# How long



## Barbados Girl (Jul 7, 2012)

Did people wait from approval to matching? For some reason I am finding this wait period harder than earlier waits.


----------



## sass30 (Apr 16, 2011)

Hi barbados girl, i know what you mean. We been awaiting a match for 4 months.we thought it was because we wernt good enough but now we realise we cant rush this process. We dont want to settle we want to make sure that our match is 100%. Our los are out there they may be born already or they may not. Hopefully good news soon


----------



## Arrows (Nov 9, 2008)

We waited 7mths from approval to matching but that was considered relatively quick. I'd say 6-12 months as a guide.


----------



## do dreams come true (Oct 15, 2013)

hi Barbados girl i know exactly what you mean i'm going mad waiting email watching and phone watching.
We were approved on the 10th April and it seems a life time ago, but our sw says its still only early days for us


----------



## Barbados Girl (Jul 7, 2012)

I type emails at work and realise I have  typed adoption halfway through by mistake!


----------



## do dreams come true (Oct 15, 2013)

lol i'm not that bad yet    it's been even worse this week as i've been off work on the sick unable to go out with nothing to do but think adoption


----------



## Macgyver (Oct 27, 2008)

We waited ten weeks to a link then it was another 6 weeks until the match.


----------



## Sq9 (Jan 15, 2013)

We've been waiting 8 months and no sign of a match yet.  Good luck


----------



## watakerfuffle (Jan 26, 2011)

I think it varies a lot for everyone based on many varying factors. We all have different attributes to offer and some very specific on what they can and can't consider with a lo. We were very open minded about a lo and only waited 7 weeks for a link and it was 4 months from panel to our son moving in for keeps.


----------



## babybiggles73 (Feb 15, 2010)

We must be one of the lucky ones. Approved feb 5th, linked in march, matching panel 20th may and Intros to start 2nd june


----------



## oliver222 (Oct 8, 2009)

I have been approved over 8 months without even seeing a profile. It has been a long 8 months !!!!!!!!


----------



## GERTIE179 (Apr 20, 2005)

watakerfuffle said:


> I think it varies a lot for everyone based on many varying factors. We all have different attributes to offer and some very specific on what they can and can't consider with a lo. We were very open minded about a lo and only waited 7 weeks for a link and it was 4 months from panel to our son moving in for keeps.

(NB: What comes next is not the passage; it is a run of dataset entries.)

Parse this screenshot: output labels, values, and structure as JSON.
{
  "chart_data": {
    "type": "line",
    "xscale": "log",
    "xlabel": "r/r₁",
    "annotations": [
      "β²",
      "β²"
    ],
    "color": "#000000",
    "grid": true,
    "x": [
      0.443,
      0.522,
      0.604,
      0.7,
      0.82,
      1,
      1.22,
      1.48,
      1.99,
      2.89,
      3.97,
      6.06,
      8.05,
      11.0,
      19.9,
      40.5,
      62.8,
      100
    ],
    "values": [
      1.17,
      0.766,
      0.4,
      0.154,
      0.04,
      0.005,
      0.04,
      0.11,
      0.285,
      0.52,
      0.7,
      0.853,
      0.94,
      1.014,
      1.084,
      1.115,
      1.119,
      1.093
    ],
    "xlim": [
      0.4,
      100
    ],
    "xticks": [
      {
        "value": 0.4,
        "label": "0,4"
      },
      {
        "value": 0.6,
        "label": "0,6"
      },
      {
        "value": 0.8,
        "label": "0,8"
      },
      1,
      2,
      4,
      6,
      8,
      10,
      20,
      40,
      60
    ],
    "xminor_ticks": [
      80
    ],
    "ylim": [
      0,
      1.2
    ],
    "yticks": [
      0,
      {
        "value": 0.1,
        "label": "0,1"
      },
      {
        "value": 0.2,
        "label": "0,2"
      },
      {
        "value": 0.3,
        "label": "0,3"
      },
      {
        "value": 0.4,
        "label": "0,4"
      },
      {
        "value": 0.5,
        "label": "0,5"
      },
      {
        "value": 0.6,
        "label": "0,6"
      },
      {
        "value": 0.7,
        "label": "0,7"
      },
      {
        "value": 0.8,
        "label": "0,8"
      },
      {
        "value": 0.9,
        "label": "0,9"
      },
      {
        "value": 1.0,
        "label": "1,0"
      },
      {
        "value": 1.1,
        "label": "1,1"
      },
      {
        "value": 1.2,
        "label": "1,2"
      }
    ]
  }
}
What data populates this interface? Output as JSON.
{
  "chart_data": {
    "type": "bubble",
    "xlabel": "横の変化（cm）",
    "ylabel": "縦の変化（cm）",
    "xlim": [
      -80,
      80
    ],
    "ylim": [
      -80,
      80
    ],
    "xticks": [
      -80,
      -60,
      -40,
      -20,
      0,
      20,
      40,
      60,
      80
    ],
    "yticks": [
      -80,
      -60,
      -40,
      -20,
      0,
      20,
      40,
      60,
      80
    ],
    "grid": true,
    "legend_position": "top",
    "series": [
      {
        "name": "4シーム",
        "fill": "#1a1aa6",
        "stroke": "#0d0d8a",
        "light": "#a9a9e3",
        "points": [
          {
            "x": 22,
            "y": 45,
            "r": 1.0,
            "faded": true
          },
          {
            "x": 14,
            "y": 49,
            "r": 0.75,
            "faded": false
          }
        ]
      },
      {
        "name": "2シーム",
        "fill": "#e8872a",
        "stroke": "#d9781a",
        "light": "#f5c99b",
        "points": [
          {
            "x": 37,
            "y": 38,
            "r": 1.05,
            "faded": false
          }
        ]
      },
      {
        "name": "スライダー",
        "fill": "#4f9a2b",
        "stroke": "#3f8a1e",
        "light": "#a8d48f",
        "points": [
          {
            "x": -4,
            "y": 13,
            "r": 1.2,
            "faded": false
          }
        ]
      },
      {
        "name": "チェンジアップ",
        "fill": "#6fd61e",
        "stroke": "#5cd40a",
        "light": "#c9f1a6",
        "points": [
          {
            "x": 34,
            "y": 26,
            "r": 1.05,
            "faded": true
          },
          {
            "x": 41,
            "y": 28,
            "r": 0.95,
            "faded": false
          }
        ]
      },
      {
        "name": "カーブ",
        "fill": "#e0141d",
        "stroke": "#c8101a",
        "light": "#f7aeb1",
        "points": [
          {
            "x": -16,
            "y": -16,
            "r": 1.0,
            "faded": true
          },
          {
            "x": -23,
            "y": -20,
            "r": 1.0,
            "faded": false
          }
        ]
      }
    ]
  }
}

very true but area Is a large part of it too. we were extremely open (even mentioned by panel members), SW didn't think we'd wait long but we did end up 9 months before proper link that turned into our match - home 3 months after link. we were proactive and on NR and went to Exchange dasys - so sometimes you just need to wait for what fate has in store for you.

I would have waited longer if I knew now what I knew then about my boy as he's perfect in every way ;-D


----------



## Loopylou29 (Mar 4, 2013)

We were exactly the same as Gertie! Spooky eh  .

I've said this before but just because there are lots of children waiting doesn't mean the match is right. 

Like gertie we would have waited longer for ds1 as he is a perfect match


----------